Deniable Contact by Niall Ó Dochartaigh

Deniable Contact by Niall Ó Dochartaigh

Author:Niall Ó Dochartaigh [Ó Dochartaigh, Niall]
Language: eng
Format: epub
ISBN: 9780192647641
Publisher: OUP Oxford
Published: 2021-02-13T00:00:00+00:00


A Final Push for British Engagement with the IRA

Before the orthodoxy of this new British approach had become firmly established, there was a lively internal debate in the spring of 1976 about the wisdom of excluding the Provisionals. The debate was driven by the MI6/Foreign Office–dominated office at Laneside, which a hostile new Secretary of State Roy Mason would abolish several months later. It illustrates the strong awareness of some within the state apparatus of two points that, in the 1990s, would be crucial in getting the British state to re-engage with the Provisionals. The first was that the Provisionals were actively seeking to end their campaign and they were willing to negotiate a compromise which would involve major concessions. The 1975 negotiations had taught this lesson.

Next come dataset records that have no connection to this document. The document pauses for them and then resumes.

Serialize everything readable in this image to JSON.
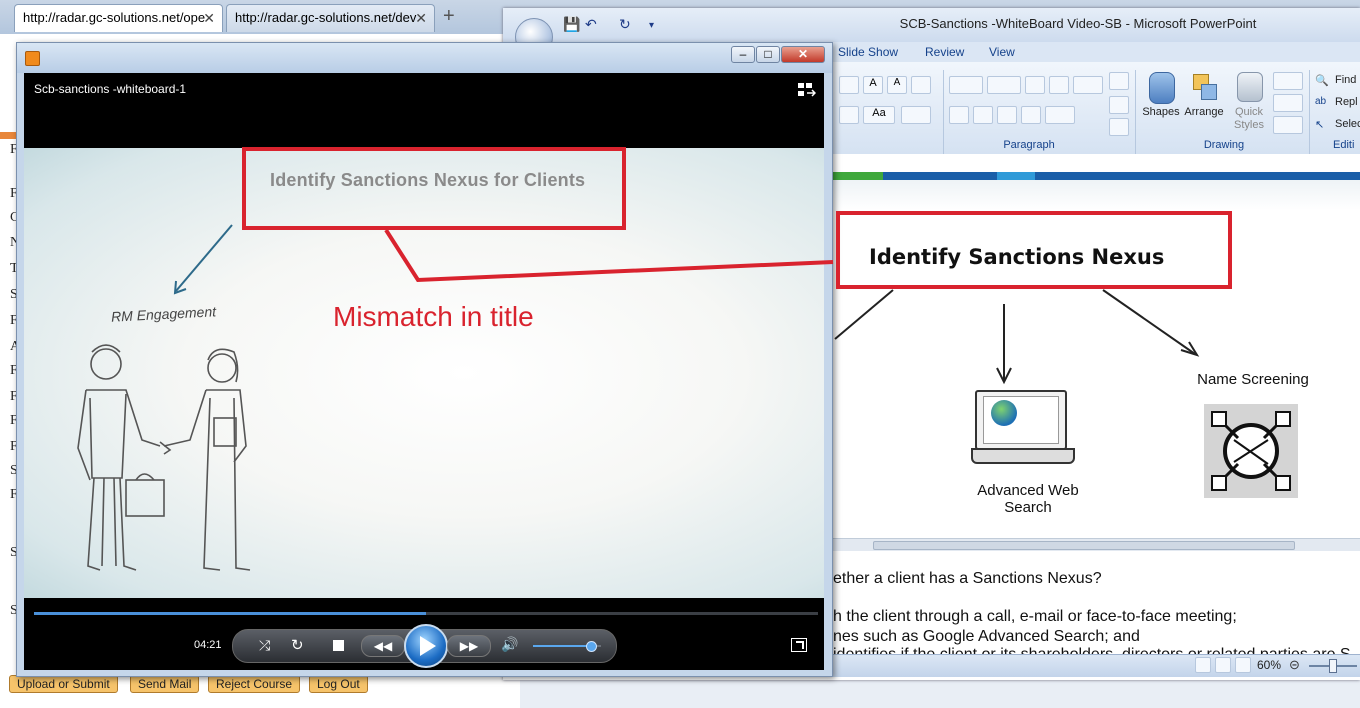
{
  "browser": {
    "tabs": [
      {
        "label": "http://radar.gc-solutions.net/ope",
        "active": true
      },
      {
        "label": "http://radar.gc-solutions.net/dev",
        "active": false
      }
    ],
    "new_tab": "+",
    "close_glyph": "✕",
    "left_letters": [
      "F",
      "F",
      "C",
      "N",
      "T",
      "S",
      "F",
      "A",
      "F",
      "F",
      "F",
      "F",
      "S",
      "F",
      "S",
      "S"
    ],
    "bottom_buttons": [
      "Upload or Submit",
      "Send Mail",
      "Reject Course",
      "Log Out"
    ]
  },
  "ppt": {
    "title": "SCB-Sanctions -WhiteBoard Video-SB - Microsoft PowerPoint",
    "ribbon_tabs": [
      "Slide Show",
      "Review",
      "View"
    ],
    "groups": {
      "paragraph": "Paragraph",
      "drawing": "Drawing",
      "editing": "Editi"
    },
    "drawing_buttons": {
      "shapes": "Shapes",
      "arrange": "Arrange",
      "quick_styles_1": "Quick",
      "quick_styles_2": "Styles"
    },
    "editing_buttons": {
      "find": "Find",
      "replace": "Repl",
      "select": "Selec"
    },
    "slide": {
      "heading": "Identify Sanctions Nexus",
      "node_left_1": "Advanced Web",
      "node_left_2": "Search",
      "node_right": "Name Screening"
    },
    "notes": [
      "ether a client has a Sanctions Nexus?",
      "h the client through a call, e-mail or face-to-face meeting;",
      "nes  such  as Google Advanced Search; and",
      "identifies if the client or its shareholders, directors or related parties are S"
    ],
    "zoom": "60%"
  },
  "player": {
    "title": "Scb-sanctions -whiteboard-1",
    "time": "04:21",
    "progress": 0.5,
    "volume": 0.85,
    "video": {
      "title": "Identify Sanctions Nexus for Clients",
      "caption": "RM Engagement"
    }
  },
  "annotation": {
    "text": "Mismatch in title",
    "color": "#d9232e"
  }
}
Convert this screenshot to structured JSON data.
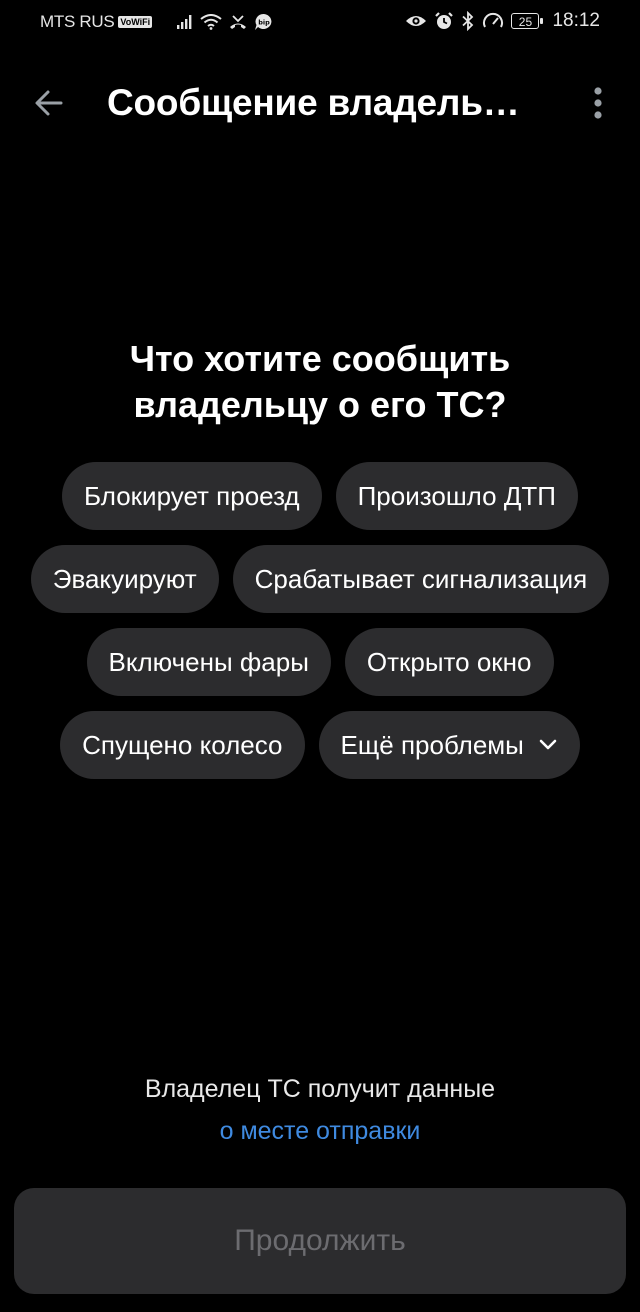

The second was that, contrary to the British state’s propaganda, the Provisionals enjoyed sufficient support in the nationalist community that, regardless of British political and military initiatives, they would remain a significant force. They would not fade away. The implication of this latter understanding was that a settlement without the Provisionals was no settlement at all. In an analysis that pushed back against the gathering consensus on defeating the Provisionals, one civil servant wrote in a paper on the republican movement in May 1976:

Unless we take more determined steps to involve the leaders of the Republican tradition in political life, the formation and execution of a coherent long-term political strategy will fail…if we are to give real encouragement to the republican movement to pursue their aims politically—and now is as good a time as any in view of their reported disillusion over the lack of success of their military campaign—then some such statement [a declaration of some kind] is required…such a policy could finish the SDLP but that would be a small price to pay for peace…a politicised Provisional Sinn Féin would be more likely to produce political stability throughout Ireland as a whole than the continuation of a terrorist movement, however isolated. It is in our interest to see a strong Provisional Sinn Féin, if at the expense of the SDLP, so that the extremists are brought into the mainstream of politics and are forced to act politically and in due course responsibly.17

It is important to note that this was a ‘losing paper’, presenting a perspective that would be almost completely marginalized a few months later. In the context of the broader shift away from engagement in 1976, this looks like the dying kick of a policy of engagement with paramilitary groups that was now being criticized as ‘appeasement’. With hindsight, however, it has the ring of prophecy. The document indicates two clear understandings: the Provisionals were prepared to accept a compromise settlement, and a settlement without them would ‘fail’.

The prognosis that a politicized Provisional movement would eclipse the SDLP also indicates an awareness that the Provisionals were in tune with a far broader section of the Catholic population than was publicly acknowledged and that they were yet to fully realize their electoral potential.